L’avocate pénaliste Laure Boutron-Marmion est partagée, après que quatre adolescents ont été reconnus coupables, lundi 5 juin par le tribunal pour enfants d’Epinal, de harcèlement mais pas du suicide de Lucas. "C’est la première fois que des mineurs sont condamnés pour harcèlement scolaire", note-t-elle. Toutefois, elle estime qu'"en décorrélant le suicide du harcèlement", la justice "envoie un message terrible". "Cela ne tient pas juridiquement, mais ça ne tient pas non plus psychologiquement parlant"

>> Suicide de Lucas : la famille de la victime "soulagée" après la condamnation de quatre collégiens pour harcèlement, indique l'avocate Catherine Faivre

franceinfo : Quelle a été votre réaction à la décision du tribunal pour enfants d’Epinal ?

Laure Boutron-Marmion : A l'évidence, la décision de ce lundi fera date, dans la mesure où c'est la première fois que des mineurs sont condamnés pour harcèlement scolaire, mais pour le reste, quelle déception ! En décorrélant le suicide du harcèlement, on donne quoi comme message ?

"Ça signifie que nos jeunes se suicident sans raison ? Ce n'est pas sérieux"
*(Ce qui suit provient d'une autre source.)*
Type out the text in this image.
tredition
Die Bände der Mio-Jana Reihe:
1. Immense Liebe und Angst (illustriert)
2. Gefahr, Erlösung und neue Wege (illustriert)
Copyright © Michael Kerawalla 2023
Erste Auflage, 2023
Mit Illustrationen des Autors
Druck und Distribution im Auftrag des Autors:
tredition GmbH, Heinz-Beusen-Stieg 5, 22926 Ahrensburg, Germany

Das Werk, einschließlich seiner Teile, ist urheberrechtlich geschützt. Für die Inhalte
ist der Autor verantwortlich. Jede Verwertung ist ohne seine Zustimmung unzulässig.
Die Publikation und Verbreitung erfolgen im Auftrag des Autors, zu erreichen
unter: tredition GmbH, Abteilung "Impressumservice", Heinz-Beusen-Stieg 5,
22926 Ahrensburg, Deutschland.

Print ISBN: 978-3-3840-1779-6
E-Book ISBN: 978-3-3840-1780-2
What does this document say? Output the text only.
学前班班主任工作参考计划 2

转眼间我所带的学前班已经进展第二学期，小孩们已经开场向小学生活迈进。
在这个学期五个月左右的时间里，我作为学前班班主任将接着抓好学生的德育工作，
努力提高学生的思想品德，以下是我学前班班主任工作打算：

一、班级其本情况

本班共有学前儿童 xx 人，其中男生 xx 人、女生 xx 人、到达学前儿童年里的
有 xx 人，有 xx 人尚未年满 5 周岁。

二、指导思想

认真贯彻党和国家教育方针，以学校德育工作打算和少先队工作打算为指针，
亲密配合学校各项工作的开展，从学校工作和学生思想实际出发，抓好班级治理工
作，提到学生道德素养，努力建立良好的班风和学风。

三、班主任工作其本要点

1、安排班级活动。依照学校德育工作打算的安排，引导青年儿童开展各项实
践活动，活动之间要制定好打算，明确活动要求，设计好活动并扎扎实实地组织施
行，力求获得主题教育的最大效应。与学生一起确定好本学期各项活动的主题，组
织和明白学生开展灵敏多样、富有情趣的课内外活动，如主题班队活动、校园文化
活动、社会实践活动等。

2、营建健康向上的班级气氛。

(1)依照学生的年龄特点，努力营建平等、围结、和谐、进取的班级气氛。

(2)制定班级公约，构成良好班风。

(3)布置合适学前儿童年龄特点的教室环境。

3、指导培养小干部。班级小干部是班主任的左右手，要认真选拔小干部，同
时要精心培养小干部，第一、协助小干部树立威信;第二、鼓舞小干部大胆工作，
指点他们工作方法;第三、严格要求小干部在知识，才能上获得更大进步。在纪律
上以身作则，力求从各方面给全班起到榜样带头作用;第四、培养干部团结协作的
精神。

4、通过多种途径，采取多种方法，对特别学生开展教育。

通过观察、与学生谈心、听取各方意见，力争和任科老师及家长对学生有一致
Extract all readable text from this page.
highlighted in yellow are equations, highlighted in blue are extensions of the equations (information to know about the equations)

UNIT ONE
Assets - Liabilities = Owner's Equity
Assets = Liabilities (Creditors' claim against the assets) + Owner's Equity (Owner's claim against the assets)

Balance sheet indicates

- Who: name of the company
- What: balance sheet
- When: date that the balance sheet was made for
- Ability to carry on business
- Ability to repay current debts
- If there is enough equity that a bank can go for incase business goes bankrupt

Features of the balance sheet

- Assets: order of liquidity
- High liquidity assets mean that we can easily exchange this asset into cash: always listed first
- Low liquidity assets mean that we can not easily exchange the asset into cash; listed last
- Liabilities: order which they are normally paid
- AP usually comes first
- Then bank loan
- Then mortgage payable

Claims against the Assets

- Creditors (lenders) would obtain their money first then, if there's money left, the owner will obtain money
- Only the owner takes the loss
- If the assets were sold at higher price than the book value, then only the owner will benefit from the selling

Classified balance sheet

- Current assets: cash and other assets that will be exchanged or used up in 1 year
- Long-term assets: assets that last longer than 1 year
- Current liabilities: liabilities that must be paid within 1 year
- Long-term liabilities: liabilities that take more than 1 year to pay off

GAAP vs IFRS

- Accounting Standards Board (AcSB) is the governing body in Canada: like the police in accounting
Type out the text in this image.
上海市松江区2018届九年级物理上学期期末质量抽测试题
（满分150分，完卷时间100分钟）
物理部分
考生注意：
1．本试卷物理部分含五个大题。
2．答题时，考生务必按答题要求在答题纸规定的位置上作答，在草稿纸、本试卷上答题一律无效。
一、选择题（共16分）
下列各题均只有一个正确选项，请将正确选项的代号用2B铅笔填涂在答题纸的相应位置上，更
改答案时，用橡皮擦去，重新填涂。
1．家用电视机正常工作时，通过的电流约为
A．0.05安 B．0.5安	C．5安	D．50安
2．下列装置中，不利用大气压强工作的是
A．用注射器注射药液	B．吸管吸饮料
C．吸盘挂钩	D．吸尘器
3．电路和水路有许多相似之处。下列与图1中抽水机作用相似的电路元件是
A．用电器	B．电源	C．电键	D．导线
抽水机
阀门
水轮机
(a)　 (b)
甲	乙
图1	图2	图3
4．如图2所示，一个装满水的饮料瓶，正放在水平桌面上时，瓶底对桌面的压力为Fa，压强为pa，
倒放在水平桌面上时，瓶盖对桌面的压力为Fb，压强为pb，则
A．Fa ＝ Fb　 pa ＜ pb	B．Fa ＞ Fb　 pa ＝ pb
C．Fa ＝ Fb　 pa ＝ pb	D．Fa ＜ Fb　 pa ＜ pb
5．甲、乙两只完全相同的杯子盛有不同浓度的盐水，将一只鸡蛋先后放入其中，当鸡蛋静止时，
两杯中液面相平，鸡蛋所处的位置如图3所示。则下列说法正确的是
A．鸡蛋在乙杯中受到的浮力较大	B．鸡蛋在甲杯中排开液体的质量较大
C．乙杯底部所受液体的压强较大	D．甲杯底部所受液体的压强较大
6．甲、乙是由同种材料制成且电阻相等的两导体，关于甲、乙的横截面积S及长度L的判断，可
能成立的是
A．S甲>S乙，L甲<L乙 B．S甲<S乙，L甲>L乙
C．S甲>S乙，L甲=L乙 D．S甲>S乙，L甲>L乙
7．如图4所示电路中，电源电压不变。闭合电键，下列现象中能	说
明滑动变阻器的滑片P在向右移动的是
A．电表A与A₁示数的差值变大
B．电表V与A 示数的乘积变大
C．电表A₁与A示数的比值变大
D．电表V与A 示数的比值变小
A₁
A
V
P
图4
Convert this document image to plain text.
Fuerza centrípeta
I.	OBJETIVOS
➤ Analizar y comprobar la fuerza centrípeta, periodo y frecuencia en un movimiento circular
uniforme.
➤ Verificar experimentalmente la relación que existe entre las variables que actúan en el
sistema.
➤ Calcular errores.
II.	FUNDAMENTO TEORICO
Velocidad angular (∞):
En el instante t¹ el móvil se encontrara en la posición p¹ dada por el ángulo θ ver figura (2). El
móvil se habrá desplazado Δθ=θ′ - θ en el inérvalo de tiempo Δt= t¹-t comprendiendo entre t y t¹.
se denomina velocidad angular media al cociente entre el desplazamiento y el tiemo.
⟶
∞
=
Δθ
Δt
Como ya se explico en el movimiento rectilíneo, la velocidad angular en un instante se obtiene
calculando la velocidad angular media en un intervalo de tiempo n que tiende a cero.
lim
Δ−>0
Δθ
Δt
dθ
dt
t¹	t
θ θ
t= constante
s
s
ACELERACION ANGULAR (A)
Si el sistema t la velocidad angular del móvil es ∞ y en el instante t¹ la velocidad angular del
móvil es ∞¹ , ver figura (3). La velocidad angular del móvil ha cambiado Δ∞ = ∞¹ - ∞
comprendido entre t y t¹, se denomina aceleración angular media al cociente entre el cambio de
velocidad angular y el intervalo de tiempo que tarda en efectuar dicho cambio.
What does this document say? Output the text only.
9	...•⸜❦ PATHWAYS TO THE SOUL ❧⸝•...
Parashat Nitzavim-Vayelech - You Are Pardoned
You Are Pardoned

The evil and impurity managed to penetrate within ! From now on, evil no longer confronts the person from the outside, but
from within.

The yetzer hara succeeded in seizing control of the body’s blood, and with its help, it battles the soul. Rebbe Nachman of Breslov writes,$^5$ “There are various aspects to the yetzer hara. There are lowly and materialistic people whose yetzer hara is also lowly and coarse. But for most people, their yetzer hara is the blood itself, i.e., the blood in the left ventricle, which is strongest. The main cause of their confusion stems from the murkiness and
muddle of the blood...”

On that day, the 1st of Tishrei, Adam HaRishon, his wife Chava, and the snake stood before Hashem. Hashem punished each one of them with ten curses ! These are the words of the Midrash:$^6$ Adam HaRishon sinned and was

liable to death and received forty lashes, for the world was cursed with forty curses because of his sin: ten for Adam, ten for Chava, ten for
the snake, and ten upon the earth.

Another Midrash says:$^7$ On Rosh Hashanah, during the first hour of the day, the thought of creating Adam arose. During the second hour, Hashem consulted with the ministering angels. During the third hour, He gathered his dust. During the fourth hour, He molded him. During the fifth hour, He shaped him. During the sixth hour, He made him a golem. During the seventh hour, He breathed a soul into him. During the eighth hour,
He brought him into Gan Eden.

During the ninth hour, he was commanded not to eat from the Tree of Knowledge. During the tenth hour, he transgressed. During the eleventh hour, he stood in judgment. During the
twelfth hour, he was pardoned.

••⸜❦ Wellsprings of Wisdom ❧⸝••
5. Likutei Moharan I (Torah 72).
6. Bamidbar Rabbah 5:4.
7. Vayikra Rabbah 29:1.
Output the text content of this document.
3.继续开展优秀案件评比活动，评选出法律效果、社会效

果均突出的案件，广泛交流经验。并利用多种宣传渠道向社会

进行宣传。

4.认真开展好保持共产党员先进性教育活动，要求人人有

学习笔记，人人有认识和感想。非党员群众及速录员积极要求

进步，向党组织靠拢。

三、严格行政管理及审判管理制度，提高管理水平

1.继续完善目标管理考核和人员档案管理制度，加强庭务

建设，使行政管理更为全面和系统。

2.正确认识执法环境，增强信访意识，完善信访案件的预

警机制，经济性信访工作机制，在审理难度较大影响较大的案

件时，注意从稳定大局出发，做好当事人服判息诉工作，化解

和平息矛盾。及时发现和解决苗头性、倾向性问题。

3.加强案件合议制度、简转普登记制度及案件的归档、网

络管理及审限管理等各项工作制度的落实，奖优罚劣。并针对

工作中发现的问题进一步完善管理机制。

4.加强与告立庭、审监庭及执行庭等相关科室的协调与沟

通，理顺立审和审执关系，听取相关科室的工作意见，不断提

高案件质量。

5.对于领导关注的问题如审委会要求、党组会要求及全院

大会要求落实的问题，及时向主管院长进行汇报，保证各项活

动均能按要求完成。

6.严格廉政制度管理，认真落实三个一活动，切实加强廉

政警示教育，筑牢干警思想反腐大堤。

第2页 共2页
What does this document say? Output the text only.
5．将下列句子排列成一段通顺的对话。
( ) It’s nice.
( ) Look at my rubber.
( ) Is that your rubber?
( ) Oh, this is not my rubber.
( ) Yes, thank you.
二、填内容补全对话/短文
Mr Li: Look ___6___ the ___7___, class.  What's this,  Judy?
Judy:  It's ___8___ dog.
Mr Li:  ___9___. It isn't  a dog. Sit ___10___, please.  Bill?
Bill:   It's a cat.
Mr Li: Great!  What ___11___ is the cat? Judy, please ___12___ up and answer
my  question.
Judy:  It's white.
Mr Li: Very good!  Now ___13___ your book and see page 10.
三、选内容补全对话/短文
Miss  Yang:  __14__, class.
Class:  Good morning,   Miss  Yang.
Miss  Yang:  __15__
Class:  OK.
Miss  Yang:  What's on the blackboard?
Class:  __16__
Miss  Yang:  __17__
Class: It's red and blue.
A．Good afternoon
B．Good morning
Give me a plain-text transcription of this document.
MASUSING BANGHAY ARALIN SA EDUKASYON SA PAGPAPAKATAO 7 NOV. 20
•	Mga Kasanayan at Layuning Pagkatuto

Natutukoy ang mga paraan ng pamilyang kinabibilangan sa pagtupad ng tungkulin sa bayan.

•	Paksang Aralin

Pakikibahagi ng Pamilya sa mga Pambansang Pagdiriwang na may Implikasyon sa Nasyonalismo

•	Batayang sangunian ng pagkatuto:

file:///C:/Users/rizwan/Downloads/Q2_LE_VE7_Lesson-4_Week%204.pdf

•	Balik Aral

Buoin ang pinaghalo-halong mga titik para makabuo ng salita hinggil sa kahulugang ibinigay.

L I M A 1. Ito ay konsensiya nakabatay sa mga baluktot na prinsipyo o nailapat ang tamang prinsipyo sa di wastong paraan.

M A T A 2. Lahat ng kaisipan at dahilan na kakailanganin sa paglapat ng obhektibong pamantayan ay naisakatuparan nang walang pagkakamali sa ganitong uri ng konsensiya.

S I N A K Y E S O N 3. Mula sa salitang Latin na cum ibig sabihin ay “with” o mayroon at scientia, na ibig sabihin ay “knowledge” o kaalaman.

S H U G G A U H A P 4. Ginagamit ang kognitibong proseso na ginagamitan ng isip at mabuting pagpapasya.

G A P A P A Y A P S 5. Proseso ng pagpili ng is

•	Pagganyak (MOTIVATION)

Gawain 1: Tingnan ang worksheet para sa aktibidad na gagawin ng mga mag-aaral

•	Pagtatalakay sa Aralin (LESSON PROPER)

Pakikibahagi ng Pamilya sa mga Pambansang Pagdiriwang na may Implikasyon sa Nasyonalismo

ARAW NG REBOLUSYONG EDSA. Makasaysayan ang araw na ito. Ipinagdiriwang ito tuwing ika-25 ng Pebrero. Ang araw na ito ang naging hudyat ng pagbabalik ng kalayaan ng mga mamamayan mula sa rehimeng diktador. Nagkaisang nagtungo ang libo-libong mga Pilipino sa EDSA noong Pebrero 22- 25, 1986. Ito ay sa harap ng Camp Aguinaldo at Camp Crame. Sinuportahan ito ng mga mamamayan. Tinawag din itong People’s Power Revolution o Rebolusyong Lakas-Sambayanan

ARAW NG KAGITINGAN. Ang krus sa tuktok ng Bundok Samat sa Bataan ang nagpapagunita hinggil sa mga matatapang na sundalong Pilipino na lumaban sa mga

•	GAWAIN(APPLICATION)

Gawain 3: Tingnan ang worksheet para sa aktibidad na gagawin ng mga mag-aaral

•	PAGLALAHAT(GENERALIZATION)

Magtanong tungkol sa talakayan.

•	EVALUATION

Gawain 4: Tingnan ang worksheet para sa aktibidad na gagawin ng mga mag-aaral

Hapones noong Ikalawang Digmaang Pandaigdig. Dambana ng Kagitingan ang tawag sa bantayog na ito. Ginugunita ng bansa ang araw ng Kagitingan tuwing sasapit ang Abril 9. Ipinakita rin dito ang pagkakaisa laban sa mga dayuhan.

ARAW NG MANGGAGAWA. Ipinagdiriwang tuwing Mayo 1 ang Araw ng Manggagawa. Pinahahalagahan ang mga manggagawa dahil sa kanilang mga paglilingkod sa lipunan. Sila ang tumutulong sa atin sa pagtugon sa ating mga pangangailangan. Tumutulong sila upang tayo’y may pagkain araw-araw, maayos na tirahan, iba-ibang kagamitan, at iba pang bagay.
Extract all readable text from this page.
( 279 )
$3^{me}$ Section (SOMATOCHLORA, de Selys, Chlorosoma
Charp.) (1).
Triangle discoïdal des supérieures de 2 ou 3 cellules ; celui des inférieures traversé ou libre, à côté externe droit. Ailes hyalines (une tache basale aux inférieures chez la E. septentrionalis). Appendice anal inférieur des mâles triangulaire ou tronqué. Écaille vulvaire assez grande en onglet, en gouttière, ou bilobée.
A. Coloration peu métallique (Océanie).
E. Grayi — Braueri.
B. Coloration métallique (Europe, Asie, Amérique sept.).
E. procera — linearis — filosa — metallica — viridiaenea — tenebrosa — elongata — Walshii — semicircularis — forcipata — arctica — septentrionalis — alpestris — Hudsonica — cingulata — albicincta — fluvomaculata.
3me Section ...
Laure Boutron-Marmion, avocate pénaliste

à franceinfo

Non seulement ça ne tient pas juridiquement, mais ça ne tient pas non plus psychologiquement parlant. Dès l'instant où un juge dit que le harcèlement scolaire est avéré, dans quelle mesure on considère que le suicide de Lucas n'est pas, d'une façon ou d'une autre, une des conséquences de cette déflagration psychologique ?

Ça dédouane les harceleurs de leur responsabilité selon vous ?

Je trouve que ça envoie un message terrible à tous les acteurs de la chaîne. En choisissant de ne pas aller au bout et de ne pas faire l'entier chemin, l'institution judiciaire dit d'une certaine manière que, finalement, le harcèlement scolaire n'est pas si grave puisque dans le cas où on a un enfant harcelé qui est allé jusqu'à l'innommable, ce n'est pas de la faute de ce harcèlement. C'est terrible.

Les travaux menés actuellement au sein des établissements sont-ils efficaces, alors même que le harcèlement continue à l'extérieur ?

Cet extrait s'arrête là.